Simple tests showed the approach working well. I just used dummies for the missing classes and let the Groovy compiler fill them later. This worked well till the point where I made a bigger test using the Groovy build itself... and spending hours working myself through the sparse documentation of that API. When I tried out the final version I did find the big flaw in this approach...
Let us assume we have a "import x.y.*; package foo; class FromJava extends FromGroovy {}" where FromJava is Java code and FromGroovy is groovy code. While I can know the full name for FromJava as foo.FromJava and while javac is so kind to tell me that name, we have a big problem with FromGroovy. FromGroovy could have the full name x.y.FromGroovy or foo.FromGroovy. Since javac cannot resolve the missing FromGroovy class, all I will get is a vanilla FromGroovy. In the Groovy compiler on the other hand I only have the full name. And since the vanilla name is not clear enough to find the correct class with the full name, I would need package and imports to maybe create a lookup of some kind myself. But the processing API does not provide information about imports. And that's where this approach gets a burial.

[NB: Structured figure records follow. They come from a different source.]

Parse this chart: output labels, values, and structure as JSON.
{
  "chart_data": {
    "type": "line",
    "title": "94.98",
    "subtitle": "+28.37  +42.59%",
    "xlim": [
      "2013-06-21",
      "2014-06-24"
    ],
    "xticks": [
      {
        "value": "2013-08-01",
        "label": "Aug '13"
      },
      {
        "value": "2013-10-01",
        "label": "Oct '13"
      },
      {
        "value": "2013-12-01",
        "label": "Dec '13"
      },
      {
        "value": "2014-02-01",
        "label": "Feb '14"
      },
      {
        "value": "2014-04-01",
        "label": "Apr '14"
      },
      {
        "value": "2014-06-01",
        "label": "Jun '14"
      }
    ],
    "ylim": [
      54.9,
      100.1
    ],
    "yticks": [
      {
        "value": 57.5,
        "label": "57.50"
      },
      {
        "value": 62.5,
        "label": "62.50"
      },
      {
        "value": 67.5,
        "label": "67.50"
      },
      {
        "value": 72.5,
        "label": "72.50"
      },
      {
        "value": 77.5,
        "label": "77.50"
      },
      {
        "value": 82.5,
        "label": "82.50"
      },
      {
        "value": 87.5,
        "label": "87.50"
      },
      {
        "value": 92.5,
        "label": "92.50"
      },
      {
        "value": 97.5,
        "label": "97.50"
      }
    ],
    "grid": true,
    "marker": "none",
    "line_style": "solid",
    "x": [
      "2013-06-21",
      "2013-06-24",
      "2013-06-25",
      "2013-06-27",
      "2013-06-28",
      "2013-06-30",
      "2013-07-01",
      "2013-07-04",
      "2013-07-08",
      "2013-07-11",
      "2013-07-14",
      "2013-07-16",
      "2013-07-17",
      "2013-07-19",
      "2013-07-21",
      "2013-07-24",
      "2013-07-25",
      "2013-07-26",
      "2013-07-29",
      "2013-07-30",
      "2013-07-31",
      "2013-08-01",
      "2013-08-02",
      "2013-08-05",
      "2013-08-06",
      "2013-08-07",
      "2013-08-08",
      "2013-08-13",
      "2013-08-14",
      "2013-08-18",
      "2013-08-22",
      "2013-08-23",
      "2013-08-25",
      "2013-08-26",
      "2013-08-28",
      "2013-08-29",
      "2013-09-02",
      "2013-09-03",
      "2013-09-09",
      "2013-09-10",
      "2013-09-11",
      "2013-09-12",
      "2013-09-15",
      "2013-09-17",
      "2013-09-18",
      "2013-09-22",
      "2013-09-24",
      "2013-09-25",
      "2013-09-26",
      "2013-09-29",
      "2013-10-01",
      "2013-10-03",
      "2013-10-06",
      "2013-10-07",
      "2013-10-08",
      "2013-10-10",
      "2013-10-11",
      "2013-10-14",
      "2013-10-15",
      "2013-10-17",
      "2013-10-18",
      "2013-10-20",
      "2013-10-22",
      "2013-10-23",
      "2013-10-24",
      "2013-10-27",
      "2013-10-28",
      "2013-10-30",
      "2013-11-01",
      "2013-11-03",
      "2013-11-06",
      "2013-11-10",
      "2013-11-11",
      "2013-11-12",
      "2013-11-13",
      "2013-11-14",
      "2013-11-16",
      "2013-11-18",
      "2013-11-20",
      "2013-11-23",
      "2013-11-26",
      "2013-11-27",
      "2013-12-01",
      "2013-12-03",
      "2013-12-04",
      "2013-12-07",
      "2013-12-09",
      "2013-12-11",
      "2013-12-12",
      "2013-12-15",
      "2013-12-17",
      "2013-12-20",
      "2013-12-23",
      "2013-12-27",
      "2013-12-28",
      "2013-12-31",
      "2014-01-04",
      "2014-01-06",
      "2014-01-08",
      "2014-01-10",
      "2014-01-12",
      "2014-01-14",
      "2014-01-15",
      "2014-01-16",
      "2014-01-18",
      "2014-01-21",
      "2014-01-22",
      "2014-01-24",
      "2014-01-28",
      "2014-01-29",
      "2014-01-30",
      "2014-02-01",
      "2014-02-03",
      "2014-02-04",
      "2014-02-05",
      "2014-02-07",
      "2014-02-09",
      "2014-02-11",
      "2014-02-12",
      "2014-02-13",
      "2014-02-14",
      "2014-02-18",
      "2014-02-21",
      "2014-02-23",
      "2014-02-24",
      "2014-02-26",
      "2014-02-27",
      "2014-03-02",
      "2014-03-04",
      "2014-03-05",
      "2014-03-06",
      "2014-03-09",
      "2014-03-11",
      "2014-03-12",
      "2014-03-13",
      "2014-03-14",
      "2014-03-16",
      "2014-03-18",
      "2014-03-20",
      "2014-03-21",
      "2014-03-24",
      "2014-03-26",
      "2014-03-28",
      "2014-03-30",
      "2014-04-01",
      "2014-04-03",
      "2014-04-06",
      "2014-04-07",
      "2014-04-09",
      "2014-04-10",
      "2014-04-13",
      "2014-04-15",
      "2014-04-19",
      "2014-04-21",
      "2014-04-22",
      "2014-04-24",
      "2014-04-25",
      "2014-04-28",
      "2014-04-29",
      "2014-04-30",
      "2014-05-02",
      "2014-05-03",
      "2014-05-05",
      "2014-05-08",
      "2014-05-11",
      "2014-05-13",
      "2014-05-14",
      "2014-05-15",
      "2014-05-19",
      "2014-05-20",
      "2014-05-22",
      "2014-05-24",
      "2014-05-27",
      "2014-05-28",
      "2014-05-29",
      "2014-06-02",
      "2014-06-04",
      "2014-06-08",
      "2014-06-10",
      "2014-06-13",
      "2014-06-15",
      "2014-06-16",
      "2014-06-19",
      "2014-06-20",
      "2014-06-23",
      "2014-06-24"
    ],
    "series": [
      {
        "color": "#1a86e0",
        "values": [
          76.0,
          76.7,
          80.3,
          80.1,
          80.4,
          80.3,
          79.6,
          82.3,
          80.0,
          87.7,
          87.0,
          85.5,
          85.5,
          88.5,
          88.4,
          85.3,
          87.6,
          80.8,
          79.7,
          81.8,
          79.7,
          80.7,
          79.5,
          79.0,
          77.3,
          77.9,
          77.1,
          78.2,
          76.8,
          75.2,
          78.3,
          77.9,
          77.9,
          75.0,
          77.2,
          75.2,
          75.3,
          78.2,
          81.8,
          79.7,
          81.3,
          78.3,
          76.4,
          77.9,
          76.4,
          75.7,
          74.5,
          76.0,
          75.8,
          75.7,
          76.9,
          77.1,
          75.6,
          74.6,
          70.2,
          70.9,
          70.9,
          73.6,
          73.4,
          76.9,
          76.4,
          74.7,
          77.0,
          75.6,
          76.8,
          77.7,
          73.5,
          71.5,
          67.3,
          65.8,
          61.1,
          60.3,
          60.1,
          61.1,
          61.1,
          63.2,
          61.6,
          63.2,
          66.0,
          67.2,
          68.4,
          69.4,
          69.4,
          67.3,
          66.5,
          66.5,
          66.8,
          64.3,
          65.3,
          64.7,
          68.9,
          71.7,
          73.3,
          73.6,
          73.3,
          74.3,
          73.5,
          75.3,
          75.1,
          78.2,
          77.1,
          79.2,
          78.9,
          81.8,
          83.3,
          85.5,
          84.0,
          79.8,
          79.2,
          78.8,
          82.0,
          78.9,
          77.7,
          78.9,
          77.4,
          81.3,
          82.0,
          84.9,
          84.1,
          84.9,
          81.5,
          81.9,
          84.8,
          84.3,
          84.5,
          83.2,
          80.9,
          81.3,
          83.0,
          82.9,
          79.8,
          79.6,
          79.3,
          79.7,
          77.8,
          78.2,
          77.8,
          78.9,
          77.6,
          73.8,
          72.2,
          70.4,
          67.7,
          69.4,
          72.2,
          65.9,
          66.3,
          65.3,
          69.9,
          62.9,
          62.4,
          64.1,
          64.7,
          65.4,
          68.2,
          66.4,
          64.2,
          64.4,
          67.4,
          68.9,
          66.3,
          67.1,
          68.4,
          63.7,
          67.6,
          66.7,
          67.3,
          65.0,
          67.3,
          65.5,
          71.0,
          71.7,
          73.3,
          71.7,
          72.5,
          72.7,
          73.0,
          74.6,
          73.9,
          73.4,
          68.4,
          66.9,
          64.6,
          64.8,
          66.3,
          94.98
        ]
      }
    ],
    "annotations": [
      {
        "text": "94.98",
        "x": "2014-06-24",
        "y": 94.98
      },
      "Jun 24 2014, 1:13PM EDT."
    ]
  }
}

So either to use javac internal apis to get the needed information or no joint compilation.
But using the javac internal api is something I wanted to avoid for this approach. For one it is an internal API and as such not really adapted for outside use and for a number two... the API is complex and difficult to work through. Pairing up with somone knowing javac very well I could probably write a proper joint compiler within a few days. But that's no option here.